All of high school, my birthday's were fairly uneventful. I never had too many friends to celebrate with, and I couldn't seem to get the timing of my weird winter birthday to match up with anything fun. Stolen bowling alley shoes, one cupcake with a candle in it, and an ice cream sandwich with the word 'bet' spelled in letter candles (before 'bet' was even a thing) were the ways my birthdays have shaped out in recent years. Of course, my parents always gave me the world on my birthday, year after year, and I couldn't be more appreciative. Being the Aquarius I am, selfishly, I expected more out of my friends — attention for my birthday I never quite got.
I thought everything in college was just supposed to be better. Halloween, New Years, and my birthday — things that had always been pretty awful for me were now suddenly and magically going to be better! Truth be told, I did have some plans for today, or I at least could have made some. Too bad a polar vortex and a high-grade fever (and possibly strep?) Had to get in the way.
This post isn't really about my birthday, rather to show what happens when you expect things. Year after year, up until now, I was always craving a little extra love on my birthday that I never really got. This year, more people than ever have been messaging me all day — I have almost 50 unread messages (which never happens!), several missed calls, and people who have been running up to me all day wanting to give me a hug (in which I responded by pointing to my throat and waving my hands frantically at them to signal that I am very sick and they should not come close).

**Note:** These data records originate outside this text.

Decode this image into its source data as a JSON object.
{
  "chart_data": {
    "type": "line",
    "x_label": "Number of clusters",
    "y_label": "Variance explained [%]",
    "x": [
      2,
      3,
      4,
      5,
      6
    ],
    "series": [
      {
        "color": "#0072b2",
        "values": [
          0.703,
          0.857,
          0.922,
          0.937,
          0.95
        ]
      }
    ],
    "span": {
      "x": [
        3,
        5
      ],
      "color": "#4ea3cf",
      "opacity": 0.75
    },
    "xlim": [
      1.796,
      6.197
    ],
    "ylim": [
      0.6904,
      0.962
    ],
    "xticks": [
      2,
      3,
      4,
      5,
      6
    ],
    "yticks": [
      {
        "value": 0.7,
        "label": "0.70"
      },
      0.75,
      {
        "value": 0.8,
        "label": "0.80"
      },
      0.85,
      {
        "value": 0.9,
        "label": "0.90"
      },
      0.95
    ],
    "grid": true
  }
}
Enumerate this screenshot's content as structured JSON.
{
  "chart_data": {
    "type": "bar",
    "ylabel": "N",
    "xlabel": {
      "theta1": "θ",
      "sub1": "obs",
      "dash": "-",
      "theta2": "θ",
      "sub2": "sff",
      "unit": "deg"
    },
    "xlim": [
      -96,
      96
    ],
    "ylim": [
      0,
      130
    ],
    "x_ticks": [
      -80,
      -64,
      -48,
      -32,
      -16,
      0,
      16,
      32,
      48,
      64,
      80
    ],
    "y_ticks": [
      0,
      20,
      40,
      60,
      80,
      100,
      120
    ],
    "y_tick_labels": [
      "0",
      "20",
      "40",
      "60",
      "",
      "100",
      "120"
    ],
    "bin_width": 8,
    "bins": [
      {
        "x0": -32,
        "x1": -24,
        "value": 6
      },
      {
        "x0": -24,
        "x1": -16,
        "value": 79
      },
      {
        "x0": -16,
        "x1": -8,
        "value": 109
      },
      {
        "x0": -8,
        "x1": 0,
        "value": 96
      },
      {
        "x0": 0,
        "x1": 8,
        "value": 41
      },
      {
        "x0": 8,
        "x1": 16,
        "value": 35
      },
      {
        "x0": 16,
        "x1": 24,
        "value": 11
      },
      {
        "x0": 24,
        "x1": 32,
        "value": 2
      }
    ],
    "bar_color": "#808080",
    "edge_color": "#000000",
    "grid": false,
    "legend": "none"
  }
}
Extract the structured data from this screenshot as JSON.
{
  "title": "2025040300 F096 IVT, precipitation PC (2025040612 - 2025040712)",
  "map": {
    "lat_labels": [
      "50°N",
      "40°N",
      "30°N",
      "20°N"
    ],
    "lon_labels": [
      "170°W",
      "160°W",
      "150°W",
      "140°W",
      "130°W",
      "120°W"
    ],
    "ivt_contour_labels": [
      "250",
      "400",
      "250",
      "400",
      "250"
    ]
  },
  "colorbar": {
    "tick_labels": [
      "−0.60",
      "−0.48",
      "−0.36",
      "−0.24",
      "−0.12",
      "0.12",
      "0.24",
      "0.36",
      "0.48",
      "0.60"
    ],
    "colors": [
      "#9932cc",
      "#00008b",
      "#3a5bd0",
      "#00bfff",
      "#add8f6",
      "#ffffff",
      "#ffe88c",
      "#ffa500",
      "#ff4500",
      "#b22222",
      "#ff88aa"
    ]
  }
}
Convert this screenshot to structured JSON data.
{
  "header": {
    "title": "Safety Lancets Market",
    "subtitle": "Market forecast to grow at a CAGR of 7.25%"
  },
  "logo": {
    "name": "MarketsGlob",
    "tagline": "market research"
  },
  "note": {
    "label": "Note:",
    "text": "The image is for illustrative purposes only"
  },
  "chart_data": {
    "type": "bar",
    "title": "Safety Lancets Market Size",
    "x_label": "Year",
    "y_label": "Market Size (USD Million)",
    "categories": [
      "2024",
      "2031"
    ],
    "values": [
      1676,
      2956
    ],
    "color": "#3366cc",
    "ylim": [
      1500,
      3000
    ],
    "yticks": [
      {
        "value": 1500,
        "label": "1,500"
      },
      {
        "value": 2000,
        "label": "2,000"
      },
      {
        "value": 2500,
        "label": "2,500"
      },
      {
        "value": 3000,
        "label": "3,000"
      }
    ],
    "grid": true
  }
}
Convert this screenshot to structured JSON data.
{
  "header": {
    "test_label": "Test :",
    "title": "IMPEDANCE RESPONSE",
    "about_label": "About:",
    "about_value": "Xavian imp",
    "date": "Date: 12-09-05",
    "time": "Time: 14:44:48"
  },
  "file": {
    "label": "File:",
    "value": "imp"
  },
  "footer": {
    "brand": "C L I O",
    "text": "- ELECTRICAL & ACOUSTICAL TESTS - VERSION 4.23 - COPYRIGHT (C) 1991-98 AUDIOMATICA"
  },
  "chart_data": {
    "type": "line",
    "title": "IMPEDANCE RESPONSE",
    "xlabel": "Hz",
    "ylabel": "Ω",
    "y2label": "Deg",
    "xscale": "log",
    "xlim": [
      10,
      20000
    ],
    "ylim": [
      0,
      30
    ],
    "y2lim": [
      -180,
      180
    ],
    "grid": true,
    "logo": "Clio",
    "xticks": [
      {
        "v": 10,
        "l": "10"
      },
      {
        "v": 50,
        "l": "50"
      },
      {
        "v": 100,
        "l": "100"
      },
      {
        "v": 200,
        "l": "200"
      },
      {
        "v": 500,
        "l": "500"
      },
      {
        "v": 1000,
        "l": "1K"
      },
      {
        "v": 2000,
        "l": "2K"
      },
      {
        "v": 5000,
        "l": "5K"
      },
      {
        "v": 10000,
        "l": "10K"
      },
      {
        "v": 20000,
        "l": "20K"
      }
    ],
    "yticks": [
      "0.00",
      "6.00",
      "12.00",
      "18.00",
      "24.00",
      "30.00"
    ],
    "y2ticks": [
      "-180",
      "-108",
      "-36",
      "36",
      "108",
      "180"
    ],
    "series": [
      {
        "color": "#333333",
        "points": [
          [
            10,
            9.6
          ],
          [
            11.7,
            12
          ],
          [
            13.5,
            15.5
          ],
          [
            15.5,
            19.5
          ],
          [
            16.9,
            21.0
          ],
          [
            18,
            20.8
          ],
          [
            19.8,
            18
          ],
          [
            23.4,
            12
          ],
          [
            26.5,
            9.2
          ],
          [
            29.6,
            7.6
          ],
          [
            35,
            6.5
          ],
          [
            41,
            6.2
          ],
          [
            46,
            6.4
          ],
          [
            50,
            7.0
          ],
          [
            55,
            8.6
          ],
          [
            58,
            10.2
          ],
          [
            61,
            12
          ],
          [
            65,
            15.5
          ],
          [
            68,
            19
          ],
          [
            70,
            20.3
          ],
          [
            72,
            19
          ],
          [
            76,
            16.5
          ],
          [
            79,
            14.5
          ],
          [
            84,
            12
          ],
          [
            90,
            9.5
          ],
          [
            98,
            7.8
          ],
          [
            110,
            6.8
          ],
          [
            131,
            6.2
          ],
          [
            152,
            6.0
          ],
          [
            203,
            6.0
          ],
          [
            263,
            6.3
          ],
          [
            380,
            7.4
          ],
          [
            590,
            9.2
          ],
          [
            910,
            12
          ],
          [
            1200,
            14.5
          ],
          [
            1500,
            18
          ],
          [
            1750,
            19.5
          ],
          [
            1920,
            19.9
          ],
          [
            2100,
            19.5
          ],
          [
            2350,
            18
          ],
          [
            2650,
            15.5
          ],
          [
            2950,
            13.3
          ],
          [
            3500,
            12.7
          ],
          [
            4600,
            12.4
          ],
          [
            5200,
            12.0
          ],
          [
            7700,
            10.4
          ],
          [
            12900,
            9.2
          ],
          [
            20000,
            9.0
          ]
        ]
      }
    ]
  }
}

My fever broke late this afternoon, and the meds I'm on are starting to kick in. All in all, this was no way to start a new year of life, but in a way, maybe it was. Maybe laying bed all day, staring at the ceiling, with my phone pinging with endless love and support is a good way to start. A simple way to start. Maybe birthdays, and New Years, and all of the other holidays that are filled with empty expectations and illusions should really be stripped down and simplified. Maybe we don't need fancy plans and celebrations to make us feel good. Maybe we just need to take a breather, and hear from the people we love, to make us feel whole.